俗に「油を売る」という表現がある。無駄に時間をつぶす行為を指すのだが、油を売る代金がマイナスになる場合があるとは、想像したことがなかった。4月21日のニューヨーク市場の原油先物取引(5月渡)は、大幅なマイナス価格で大引けた。
原油価格暴落の「金融システムへの影響」が心配だ
主な売り主体はファンドのようだ(ETF=上場投資信託との情報も)。
顧客からの解約に応えるためか、損切りか、現物を引き取る貯蔵施設などのキャパシティーがないか、何れかのやむを得ない事情で原油先物の買い建てポジションを手仕舞うために投げ売りしたようだ。

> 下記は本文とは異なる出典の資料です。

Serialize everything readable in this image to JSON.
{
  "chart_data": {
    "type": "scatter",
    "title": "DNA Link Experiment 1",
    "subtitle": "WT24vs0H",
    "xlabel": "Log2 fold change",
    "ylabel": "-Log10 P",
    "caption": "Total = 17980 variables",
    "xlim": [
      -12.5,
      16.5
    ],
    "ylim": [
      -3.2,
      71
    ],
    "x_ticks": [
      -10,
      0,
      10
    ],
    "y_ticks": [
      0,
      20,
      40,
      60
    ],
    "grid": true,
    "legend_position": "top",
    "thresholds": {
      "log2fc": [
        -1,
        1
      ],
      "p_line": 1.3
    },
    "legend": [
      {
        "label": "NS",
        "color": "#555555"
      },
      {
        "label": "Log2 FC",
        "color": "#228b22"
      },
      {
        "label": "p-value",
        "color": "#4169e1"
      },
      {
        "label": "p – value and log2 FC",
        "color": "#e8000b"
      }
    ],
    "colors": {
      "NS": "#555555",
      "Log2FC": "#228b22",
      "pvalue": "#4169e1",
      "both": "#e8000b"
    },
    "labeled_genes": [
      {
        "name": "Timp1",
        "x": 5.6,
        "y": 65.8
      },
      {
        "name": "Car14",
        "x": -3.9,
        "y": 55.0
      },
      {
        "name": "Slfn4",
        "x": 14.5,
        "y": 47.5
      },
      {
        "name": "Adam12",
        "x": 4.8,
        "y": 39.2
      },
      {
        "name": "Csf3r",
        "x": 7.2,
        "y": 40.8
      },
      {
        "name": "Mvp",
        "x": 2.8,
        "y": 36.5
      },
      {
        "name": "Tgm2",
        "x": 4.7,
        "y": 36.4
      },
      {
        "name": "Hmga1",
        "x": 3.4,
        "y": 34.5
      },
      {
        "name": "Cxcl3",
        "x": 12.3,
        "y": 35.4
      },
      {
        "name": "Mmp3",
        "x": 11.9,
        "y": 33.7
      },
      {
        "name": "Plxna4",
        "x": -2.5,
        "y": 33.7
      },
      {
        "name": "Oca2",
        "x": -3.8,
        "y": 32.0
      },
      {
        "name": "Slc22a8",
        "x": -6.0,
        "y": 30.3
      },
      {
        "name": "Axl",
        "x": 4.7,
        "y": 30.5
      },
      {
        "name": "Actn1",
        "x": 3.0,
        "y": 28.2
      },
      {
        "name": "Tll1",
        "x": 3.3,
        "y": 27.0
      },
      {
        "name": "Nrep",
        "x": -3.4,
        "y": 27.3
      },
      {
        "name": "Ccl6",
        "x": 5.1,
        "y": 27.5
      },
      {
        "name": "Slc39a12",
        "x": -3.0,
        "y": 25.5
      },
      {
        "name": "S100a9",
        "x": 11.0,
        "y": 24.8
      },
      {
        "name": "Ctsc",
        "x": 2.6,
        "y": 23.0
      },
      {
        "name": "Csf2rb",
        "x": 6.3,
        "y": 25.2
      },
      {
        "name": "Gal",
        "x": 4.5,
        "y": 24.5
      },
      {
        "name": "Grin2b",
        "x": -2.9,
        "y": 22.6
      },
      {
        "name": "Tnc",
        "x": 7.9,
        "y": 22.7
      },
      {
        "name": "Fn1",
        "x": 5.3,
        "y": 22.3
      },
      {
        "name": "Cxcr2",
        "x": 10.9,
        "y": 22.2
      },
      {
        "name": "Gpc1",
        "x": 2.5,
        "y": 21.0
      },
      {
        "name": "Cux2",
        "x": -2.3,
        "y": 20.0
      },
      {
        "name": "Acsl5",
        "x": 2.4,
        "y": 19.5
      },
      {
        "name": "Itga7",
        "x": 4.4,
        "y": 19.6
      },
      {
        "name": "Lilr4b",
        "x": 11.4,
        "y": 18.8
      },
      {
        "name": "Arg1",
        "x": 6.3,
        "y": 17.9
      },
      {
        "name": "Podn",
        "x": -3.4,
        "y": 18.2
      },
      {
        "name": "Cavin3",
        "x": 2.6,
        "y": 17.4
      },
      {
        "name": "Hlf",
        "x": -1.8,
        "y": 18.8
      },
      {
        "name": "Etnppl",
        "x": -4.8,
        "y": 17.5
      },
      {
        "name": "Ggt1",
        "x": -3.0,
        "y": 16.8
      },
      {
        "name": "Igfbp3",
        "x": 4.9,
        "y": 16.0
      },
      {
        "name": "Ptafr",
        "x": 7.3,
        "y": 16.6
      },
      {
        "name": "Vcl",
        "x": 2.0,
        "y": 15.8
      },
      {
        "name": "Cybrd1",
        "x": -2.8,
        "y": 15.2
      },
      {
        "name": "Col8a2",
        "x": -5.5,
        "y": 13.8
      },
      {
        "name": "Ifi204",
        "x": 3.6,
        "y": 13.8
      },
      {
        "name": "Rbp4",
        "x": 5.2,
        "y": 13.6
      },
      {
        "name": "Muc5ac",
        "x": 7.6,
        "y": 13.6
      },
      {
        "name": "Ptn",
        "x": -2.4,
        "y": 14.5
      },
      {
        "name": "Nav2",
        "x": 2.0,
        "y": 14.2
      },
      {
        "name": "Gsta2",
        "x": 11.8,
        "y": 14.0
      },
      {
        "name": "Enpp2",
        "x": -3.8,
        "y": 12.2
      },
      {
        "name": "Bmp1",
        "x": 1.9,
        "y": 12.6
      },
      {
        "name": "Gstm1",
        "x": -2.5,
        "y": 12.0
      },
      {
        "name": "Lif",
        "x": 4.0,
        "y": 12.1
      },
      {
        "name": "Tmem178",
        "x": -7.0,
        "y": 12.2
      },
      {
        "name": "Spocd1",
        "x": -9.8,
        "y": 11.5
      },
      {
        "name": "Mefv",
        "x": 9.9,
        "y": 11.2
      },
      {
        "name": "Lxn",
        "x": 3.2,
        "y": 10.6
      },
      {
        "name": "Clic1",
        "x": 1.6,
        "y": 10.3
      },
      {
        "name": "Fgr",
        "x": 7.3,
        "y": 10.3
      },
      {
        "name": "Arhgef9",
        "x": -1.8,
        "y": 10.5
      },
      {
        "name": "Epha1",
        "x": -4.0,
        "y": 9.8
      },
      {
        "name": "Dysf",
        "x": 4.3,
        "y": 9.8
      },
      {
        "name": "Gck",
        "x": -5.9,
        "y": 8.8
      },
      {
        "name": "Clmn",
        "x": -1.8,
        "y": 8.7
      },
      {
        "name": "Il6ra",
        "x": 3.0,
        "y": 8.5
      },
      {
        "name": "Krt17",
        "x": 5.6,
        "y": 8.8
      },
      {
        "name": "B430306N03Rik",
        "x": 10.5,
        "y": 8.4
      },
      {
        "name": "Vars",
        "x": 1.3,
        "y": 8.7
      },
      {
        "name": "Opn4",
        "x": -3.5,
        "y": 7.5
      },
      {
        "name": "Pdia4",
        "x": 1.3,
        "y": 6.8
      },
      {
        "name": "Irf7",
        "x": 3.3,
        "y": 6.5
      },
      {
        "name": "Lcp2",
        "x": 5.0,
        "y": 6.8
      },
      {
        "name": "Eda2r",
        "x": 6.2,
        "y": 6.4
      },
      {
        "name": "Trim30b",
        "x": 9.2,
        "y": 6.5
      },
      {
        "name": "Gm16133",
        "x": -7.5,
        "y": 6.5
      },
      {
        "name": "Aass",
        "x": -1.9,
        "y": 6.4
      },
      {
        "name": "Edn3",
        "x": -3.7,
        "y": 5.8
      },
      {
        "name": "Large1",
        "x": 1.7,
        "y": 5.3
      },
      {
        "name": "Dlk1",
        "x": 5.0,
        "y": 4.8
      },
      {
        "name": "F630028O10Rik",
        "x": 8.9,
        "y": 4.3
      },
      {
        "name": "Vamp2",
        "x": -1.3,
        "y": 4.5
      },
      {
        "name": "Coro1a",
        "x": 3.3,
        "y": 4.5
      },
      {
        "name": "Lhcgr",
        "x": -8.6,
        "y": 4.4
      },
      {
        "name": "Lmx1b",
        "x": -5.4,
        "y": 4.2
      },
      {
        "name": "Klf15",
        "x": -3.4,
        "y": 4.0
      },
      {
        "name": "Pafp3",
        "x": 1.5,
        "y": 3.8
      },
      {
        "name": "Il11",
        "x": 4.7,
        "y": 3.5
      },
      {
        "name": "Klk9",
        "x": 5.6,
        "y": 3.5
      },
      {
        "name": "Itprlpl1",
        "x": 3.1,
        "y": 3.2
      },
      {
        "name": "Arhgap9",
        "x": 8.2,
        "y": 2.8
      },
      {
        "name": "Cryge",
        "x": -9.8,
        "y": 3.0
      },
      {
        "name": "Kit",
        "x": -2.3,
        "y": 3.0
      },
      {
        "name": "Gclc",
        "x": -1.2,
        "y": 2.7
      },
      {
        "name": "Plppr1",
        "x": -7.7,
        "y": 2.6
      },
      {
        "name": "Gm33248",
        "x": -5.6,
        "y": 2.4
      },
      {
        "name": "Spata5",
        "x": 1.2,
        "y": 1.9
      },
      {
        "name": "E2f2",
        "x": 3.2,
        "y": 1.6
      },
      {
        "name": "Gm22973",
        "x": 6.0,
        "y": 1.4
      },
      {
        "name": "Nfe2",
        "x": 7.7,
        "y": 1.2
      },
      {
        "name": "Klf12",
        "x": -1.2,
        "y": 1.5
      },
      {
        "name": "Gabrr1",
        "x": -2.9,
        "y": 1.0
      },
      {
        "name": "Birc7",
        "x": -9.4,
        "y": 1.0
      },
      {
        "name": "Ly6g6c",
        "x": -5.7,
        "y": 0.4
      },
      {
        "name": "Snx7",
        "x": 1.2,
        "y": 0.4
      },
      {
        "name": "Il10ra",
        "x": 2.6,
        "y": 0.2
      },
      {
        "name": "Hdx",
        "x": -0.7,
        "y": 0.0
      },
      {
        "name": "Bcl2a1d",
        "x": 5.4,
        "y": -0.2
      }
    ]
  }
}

ここまでは、相場の世界ではよくある話だ。しかし、買い向かう参加者がなかなか現れなかったために、マイナス圏まで下落しないと値が付かない事態に陥った。「お金を払うから、原油を引き取って欲しい」という内容の取引なので、ありうるケースではあるのだが、ひどい話だ。
普通なら、価値のある商品を手に入れるためには何らかの対価を払っていいと誰でも思う。十分安くなれば買う。しかし、市場参加者が手配できる原油貯蔵施設のキャパシティーが一杯で、5月渡しの原油の現物を受け入れが難しくて、マイナス価格が発生したという。コロナウイルス問題で経済活動が急減速したために、需要が急減して在庫が溜まったことが背景にあった。
不幸なことに日本に住むわれわれはデフレに馴染んでいるし、近年先進国では中央銀行の政策で「マイナス金利」が発生しているので、大概のものがマイナスになっても驚かなくなっているのだが、「マイナスの原油価格」には驚いた。
原油価格は、翌日には1バレル=10ドル台前半に戻ったのだが、1月には65ドルを付けていたのだから、この価格は「大変なこと」だ。
日本は原油の輸入国なので、原油価格の下落は、ガソリン価格の下落や、電気料金の下落(スピードが遅いけど)などにつながる経済的好材料のはずなのだが、変化がこれだけ急だとのんびり喜んではいられない。端的に言って、エネルギー関連の融資や投資の損失が、金融システムに与える影響が心配だ。